Golden Globe/ Le bombe irrompono a Hollywood
Di Giuseppe Morello
Valzer con Bashir di Ari Folman è molto bello, ed è l’ennesima dimostrazione che cartoon e film di animazione siano negli ultimi anni tra le cose più interessanti che il cinema è capace di produrre sia quando racconta storie tristi che quando fa intrattenimento (Persepolis di Marjane Satrapi e Team America di Trey Parker, giusto per fare due esempi).
È dunque più che meritata la vittoria dei Golden Globe come miglior film straniero per un cartoon che racconta con mano leggera e senza retorica le stragi per mano dei cristiani maroniti - con la complice indifferenza delle truppe israeliane – nei campi palestinesi di Sabra e Shatila ai tempi della guerra in Libano. Non si sfugge tuttavia al sospetto che la giuria riunita al Beverly Hilton di Los Angeles abbia scelto con un occhio alla qualità delle pellicole e l’altro alle notizie di questi giorni dalla Striscia di Gaza che hanno indirettamente amplificato l’impatto emotivo di Valzer con Bashir, regalandogli casualmente un alone di stringente attualità.

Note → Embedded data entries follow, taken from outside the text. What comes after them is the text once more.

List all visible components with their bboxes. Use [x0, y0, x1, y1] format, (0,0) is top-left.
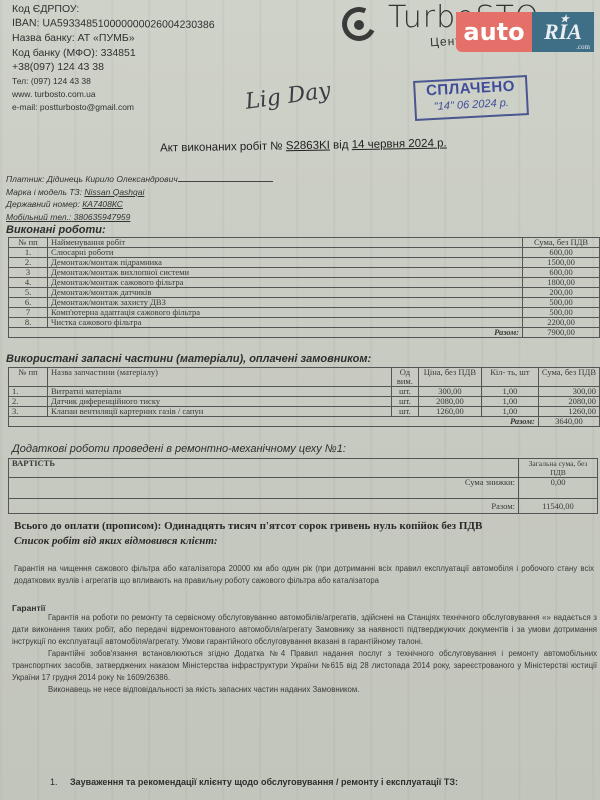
- payer-label: Платник:: [6, 174, 45, 184]
- plate-row: Державний номер: КА7408КС: [6, 198, 273, 211]
- works-row: 4.Демонтаж/монтаж сажового фільтра1800,0…: [9, 278, 600, 288]
- grand-total-label: Разом:: [9, 499, 519, 514]
- signature: Lig Day: [244, 78, 333, 115]
- plate-value: КА7408КС: [82, 199, 123, 209]
- parts-header-row: № пп Назва запчастини (матеріалу) Од вим…: [9, 368, 600, 387]
- vehicle-value: Nissan Qashqai: [84, 187, 144, 197]
- works-header-row: № пп Найменування робіт Сума, без ПДВ: [9, 238, 600, 248]
- website: www. turbosto.com.ua: [12, 88, 215, 101]
- works-row-name: Демонтаж/монтаж сажового фільтра: [48, 278, 523, 288]
- remarks: 1. Зауваження та рекомендації клієнту що…: [50, 777, 458, 787]
- title-prefix: Акт виконаних робіт №: [160, 140, 283, 154]
- works-col-name: Найменування робіт: [48, 238, 523, 248]
- logo-dot-icon: [354, 20, 364, 30]
- discount-label: Сума знижки:: [9, 478, 519, 499]
- warranty-text: Гарантія на роботи по ремонту та сервісн…: [12, 612, 597, 696]
- works-row-name: Слюсарні роботи: [48, 248, 523, 258]
- star-icon: ★: [560, 14, 569, 25]
- refused-heading: Список робіт від яких відмовився клієнт:: [14, 535, 218, 547]
- works-table: № пп Найменування робіт Сума, без ПДВ 1.…: [8, 237, 600, 338]
- parts-row-price: 1260,00: [418, 407, 481, 417]
- parts-row: 2.Датчик диференційного тискушт.2080,001…: [9, 397, 600, 407]
- parts-row: 1.Витратні матеріалишт.300,001,00300,00: [9, 387, 600, 397]
- phone-tel: Тел: (097) 124 43 38: [12, 75, 215, 88]
- paid-stamp: СПЛАЧЕНО "14" 06 2024 р.: [413, 75, 529, 121]
- works-total-row: Разом: 7900,00: [9, 328, 600, 338]
- works-row-name: Комп'ютерна адаптація сажового фільтра: [48, 308, 523, 318]
- iban: IBAN: UA593348510000000026004230386: [12, 15, 215, 32]
- parts-total-row: Разом: 3640,00: [9, 417, 600, 427]
- works-total: 7900,00: [523, 328, 600, 338]
- works-row-name: Чистка сажового фільтра: [48, 318, 523, 328]
- autoria-auto: auto: [456, 12, 532, 52]
- warranty-p2: Гарантійні зобов'язання встановлюються з…: [12, 648, 597, 684]
- parts-col-unit: Од вим.: [391, 368, 418, 387]
- parts-row-unit: шт.: [391, 387, 418, 397]
- payer-row: Платник: Дідинець Кирило Олександрович: [6, 173, 273, 186]
- works-row-no: 3: [9, 268, 48, 278]
- parts-row-qty: 1,00: [481, 387, 538, 397]
- bank-name: Назва банку: АТ «ПУМБ»: [12, 31, 215, 46]
- works-row: 6.Демонтаж/монтаж захисту ДВЗ500,00: [9, 298, 600, 308]
- grand-total-row: Разом: 11540,00: [9, 499, 598, 514]
- works-heading: Виконані роботи:: [6, 224, 273, 237]
- parts-row-qty: 1,00: [481, 397, 538, 407]
- vehicle-label: Марка і модель ТЗ:: [6, 187, 82, 197]
- works-row-no: 5.: [9, 288, 48, 298]
- parts-row-no: 2.: [9, 397, 48, 407]
- works-row-sum: 600,00: [523, 248, 600, 258]
- parts-col-sum: Сума, без ПДВ: [538, 368, 599, 387]
- parts-row-name: Витратні матеріали: [48, 387, 392, 397]
- additional-table: ВАРТІСТЬ Загальна сума, без ПДВ Сума зни…: [8, 458, 598, 514]
- parts-table: № пп Назва запчастини (матеріалу) Од вим…: [8, 367, 600, 427]
- warranty-p1: Гарантія на роботи по ремонту та сервісн…: [12, 612, 597, 648]
- works-row-sum: 1500,00: [523, 258, 600, 268]
- parts-row-sum: 1260,00: [538, 407, 599, 417]
- parts-row-unit: шт.: [391, 397, 418, 407]
- works-row-sum: 600,00: [523, 268, 600, 278]
- works-row-sum: 200,00: [523, 288, 600, 298]
- parts-row-name: Клапан вентиляції картерних газів / сапу…: [48, 407, 392, 417]
- works-row-sum: 500,00: [523, 298, 600, 308]
- bank-code: Код банку (МФО): 334851: [12, 46, 215, 61]
- document-title: Акт виконаних робіт № S2863KI від 14 чер…: [160, 137, 447, 154]
- phone-value: 380635947959: [74, 212, 131, 222]
- parts-total: 3640,00: [538, 417, 599, 427]
- works-row-name: Демонтаж/монтаж вихлопної системи: [48, 268, 523, 278]
- phone-label: Мобільний тел.:: [6, 212, 71, 222]
- works-row-no: 8.: [9, 318, 48, 328]
- works-row: 7Комп'ютерна адаптація сажового фільтра5…: [9, 308, 600, 318]
- additional-heading: Додаткові роботи проведені в ремонтно-ме…: [12, 443, 346, 455]
- phone-main: +38(097) 124 43 38: [12, 60, 215, 75]
- remarks-text: Зауваження та рекомендації клієнту щодо …: [70, 777, 458, 787]
- warranty-p3: Виконавець не несе відповідальності за я…: [12, 684, 597, 696]
- parts-row-price: 300,00: [418, 387, 481, 397]
- discount-value: 0,00: [519, 478, 598, 499]
- works-row: 1.Слюсарні роботи600,00: [9, 248, 600, 258]
- date-prefix: від: [333, 139, 349, 151]
- works-col-no: № пп: [9, 238, 48, 248]
- phone-row: Мобільний тел.: 380635947959: [6, 211, 273, 224]
- autoria-com: .com: [576, 43, 590, 51]
- parts-row-no: 3.: [9, 407, 48, 417]
- plate-label: Державний номер:: [6, 199, 80, 209]
- works-row-sum: 1800,00: [523, 278, 600, 288]
- parts-heading: Використані запасні частини (матеріали),…: [6, 353, 371, 365]
- parts-col-price: Ціна, без ПДВ: [418, 368, 481, 387]
- parts-row: 3.Клапан вентиляції картерних газів / са…: [9, 407, 600, 417]
- works-row-name: Демонтаж/монтаж підрамника: [48, 258, 523, 268]
- parts-col-no: № пп: [9, 368, 48, 387]
- additional-cost-label: ВАРТІСТЬ: [9, 459, 519, 478]
- works-row-sum: 500,00: [523, 308, 600, 318]
- payer-underline: [178, 181, 273, 182]
- autoria-watermark: auto ★ RIA .com: [456, 12, 594, 52]
- document-date: 14 червня 2024 р.: [352, 137, 447, 151]
- works-row-no: 2.: [9, 258, 48, 268]
- parts-col-qty: Кіл- ть, шт: [481, 368, 538, 387]
- autoria-ria: ★ RIA .com: [532, 12, 594, 52]
- payer-value: Дідинець Кирило Олександрович: [47, 174, 178, 184]
- email: e-mail: postturbosto@gmail.com: [12, 101, 215, 114]
- additional-total-col-label: Загальна сума, без ПДВ: [519, 459, 598, 478]
- parts-row-qty: 1,00: [481, 407, 538, 417]
- grand-total: 11540,00: [519, 499, 598, 514]
- parts-row-name: Датчик диференційного тиску: [48, 397, 392, 407]
- vehicle-row: Марка і модель ТЗ: Nissan Qashqai: [6, 186, 273, 199]
- works-total-label: Разом:: [9, 328, 523, 338]
- parts-row-sum: 300,00: [538, 387, 599, 397]
- works-row: 3Демонтаж/монтаж вихлопної системи600,00: [9, 268, 600, 278]
- works-row-name: Демонтаж/монтаж датчиків: [48, 288, 523, 298]
- parts-row-unit: шт.: [391, 407, 418, 417]
- parts-total-label: Разом:: [9, 417, 539, 427]
- total-in-words: Всього до оплати (прописом): Одинадцять …: [14, 520, 482, 532]
- works-row-no: 4.: [9, 278, 48, 288]
- edrpou-label: Код ЄДРПОУ:: [12, 2, 215, 17]
- parts-row-price: 2080,00: [418, 397, 481, 407]
- document-meta: Платник: Дідинець Кирило Олександрович М…: [6, 173, 273, 237]
- document-number: S2863KI: [286, 140, 330, 153]
- works-row: 8.Чистка сажового фільтра2200,00: [9, 318, 600, 328]
- works-col-sum: Сума, без ПДВ: [523, 238, 600, 248]
- works-row: 5.Демонтаж/монтаж датчиків200,00: [9, 288, 600, 298]
- works-row-no: 1.: [9, 248, 48, 258]
- discount-row: Сума знижки: 0,00: [9, 478, 598, 499]
- parts-col-name: Назва запчастини (матеріалу): [48, 368, 392, 387]
- parts-row-sum: 2080,00: [538, 397, 599, 407]
- remarks-number: 1.: [50, 777, 58, 787]
- company-contacts: Код ЄДРПОУ: IBAN: UA59334851000000002600…: [12, 2, 215, 114]
- works-row-no: 6.: [9, 298, 48, 308]
- filter-warranty: Гарантія на чищення сажового фільтра або…: [14, 563, 594, 587]
- works-row-sum: 2200,00: [523, 318, 600, 328]
- works-row-no: 7: [9, 308, 48, 318]
- additional-header-row: ВАРТІСТЬ Загальна сума, без ПДВ: [9, 459, 598, 478]
- works-row: 2.Демонтаж/монтаж підрамника1500,00: [9, 258, 600, 268]
- parts-row-no: 1.: [9, 387, 48, 397]
- works-row-name: Демонтаж/монтаж захисту ДВЗ: [48, 298, 523, 308]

Tutto questo ha purtroppo nuociuto a Gomorra di Matteo Garrone, che al confronto deve essere sembrato un film su una pittoresca e tutto sommato innocua banda di delinquenti dell’Italia del sud che traffica in droga e lucra sulla spazzatura. Niente di epico.
Per meglio sostenere il nostro cinema l’Italian Film Commission doveva chiedere in questi mesi ai Casalesi di farsi notare di più, magari con una vigorosa escalation di violenza e ammazzamenti, un po’ di azione insomma, ma i Casalesi non amano il cinema italiano e forse non lo hanno fatto proprio affinché Gomorra non vincesse. Perché a loro quel film non è mai piaciuto.